Di questo transito dalla consistenza al nulla qualcuno, acutissimo, persino s’accorse: Volponi, Memoriale (proletariato industriale) e La macchina mondiale (proletariato agricolo). Qualcun altro, invece (Balestrini, Vogliamo tutto), recependo entusiasticamente, com’era giusto, la spinta operaia in ascesa, invece di andare avanti, tornò, – e non era possibile altra scelta, – al populismo originario.
La situazione ora mi sembra questa: siccome viviamo da berlusconiani, non possiamo constatare che il dominio "demomediodittatoriale" del Nuovo Tipo di Capo poggia sulla definitiva messa in mora della classe operaia come classe politica generale e sulla neutralizzazione e frammentizzazione del popolo come categoria fondativa di ogni sistema democratico correttamente inteso: non più soggetti collettivi di qualsivoglia natura, ma una moltitudine di soggetti individuali che assurgono a politicità solo se si riferiscono al Capo motore immobile del sistema. Questo è il Popolo delle libertà, checché ne pensi, anche lui ottimisticamente, Gianfranco Fini.
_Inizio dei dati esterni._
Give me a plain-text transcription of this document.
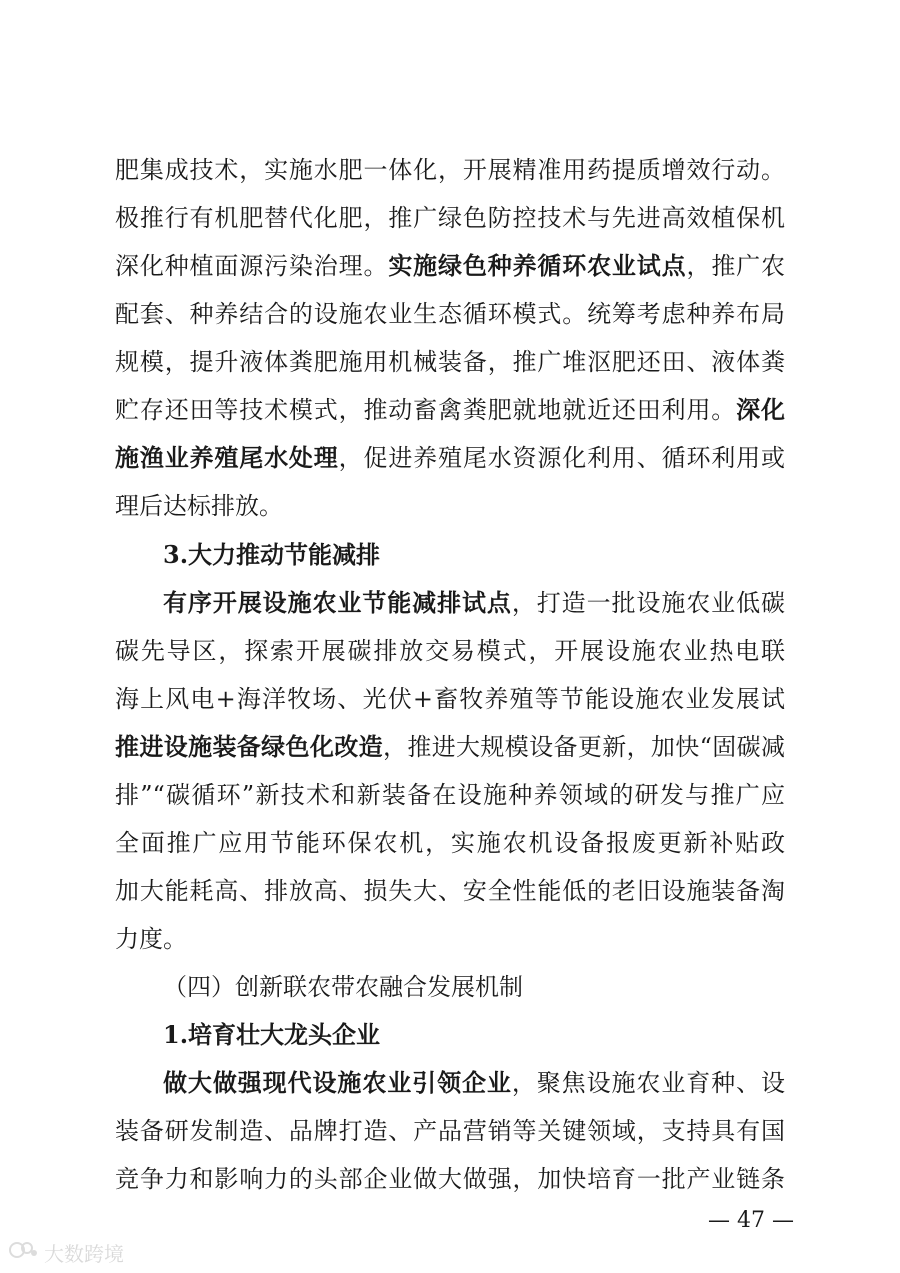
肥集成技术，实施水肥一体化，开展精准用药提质增效行动。
极推行有机肥替代化肥，推广绿色防控技术与先进高效植保机
深化种植面源污染治理。实施绿色种养循环农业试点，推广农
配套、种养结合的设施农业生态循环模式。统筹考虑种养布局
规模，提升液体粪肥施用机械装备，推广堆沤肥还田、液体粪
贮存还田等技术模式，推动畜禽粪肥就地就近还田利用。深化
施渔业养殖尾水处理，促进养殖尾水资源化利用、循环利用或
理后达标排放。
3.大力推动节能减排
有序开展设施农业节能减排试点，打造一批设施农业低碳
碳先导区，探索开展碳排放交易模式，开展设施农业热电联
海上风电+海洋牧场、光伏+畜牧养殖等节能设施农业发展试
推进设施装备绿色化改造，推进大规模设备更新，加快“固碳减
排”“碳循环”新技术和新装备在设施种养领域的研发与推广应
全面推广应用节能环保农机，实施农机设备报废更新补贴政
加大能耗高、排放高、损失大、安全性能低的老旧设施装备淘
力度。
（四）创新联农带农融合发展机制
1.培育壮大龙头企业
做大做强现代设施农业引领企业，聚焦设施农业育种、设
装备研发制造、品牌打造、产品营销等关键领域，支持具有国
竞争力和影响力的头部企业做大做强，加快培育一批产业链条
— 47 —
大数跨境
Ora la domanda è: la letteratura ha bisogno dei miti? Se no, allora sta facendo il suo mestiere. Di questo popolo disperso e degradato, ridotto a massa informe (quella che a maggioranza vota il Capo), emergono qua e là visioni frammentarie, come su di una superficie marina che, dopo essere stata a lungo in tempesta, si spiana in una calma mortale: in Gomorra di Saviano; nelle periferie catatoniche e selvagge di Lodoli; sugli incerti margini della piccola borghesia in Un giorno perfetto di Mazzucco; in Io non ho paura di Ammaniti; nella Torino post-industriale di Culicchia; nella Napoli sempre più stremata di Da Silva. Il post-populismo è la moltitudine negriana (da Antonio Negri, intendo: Empire), ma tutto in negativo: l’implosione dell’esplosione, se si può dir così, cioè quel che resta di un sogno, quando noi (noi, proprio noi) l’abbiamo costretto ad autonegarsi a favore delle potenze infernali. Il resto è immaginario puro (tipo La solitudine dei numeri primi).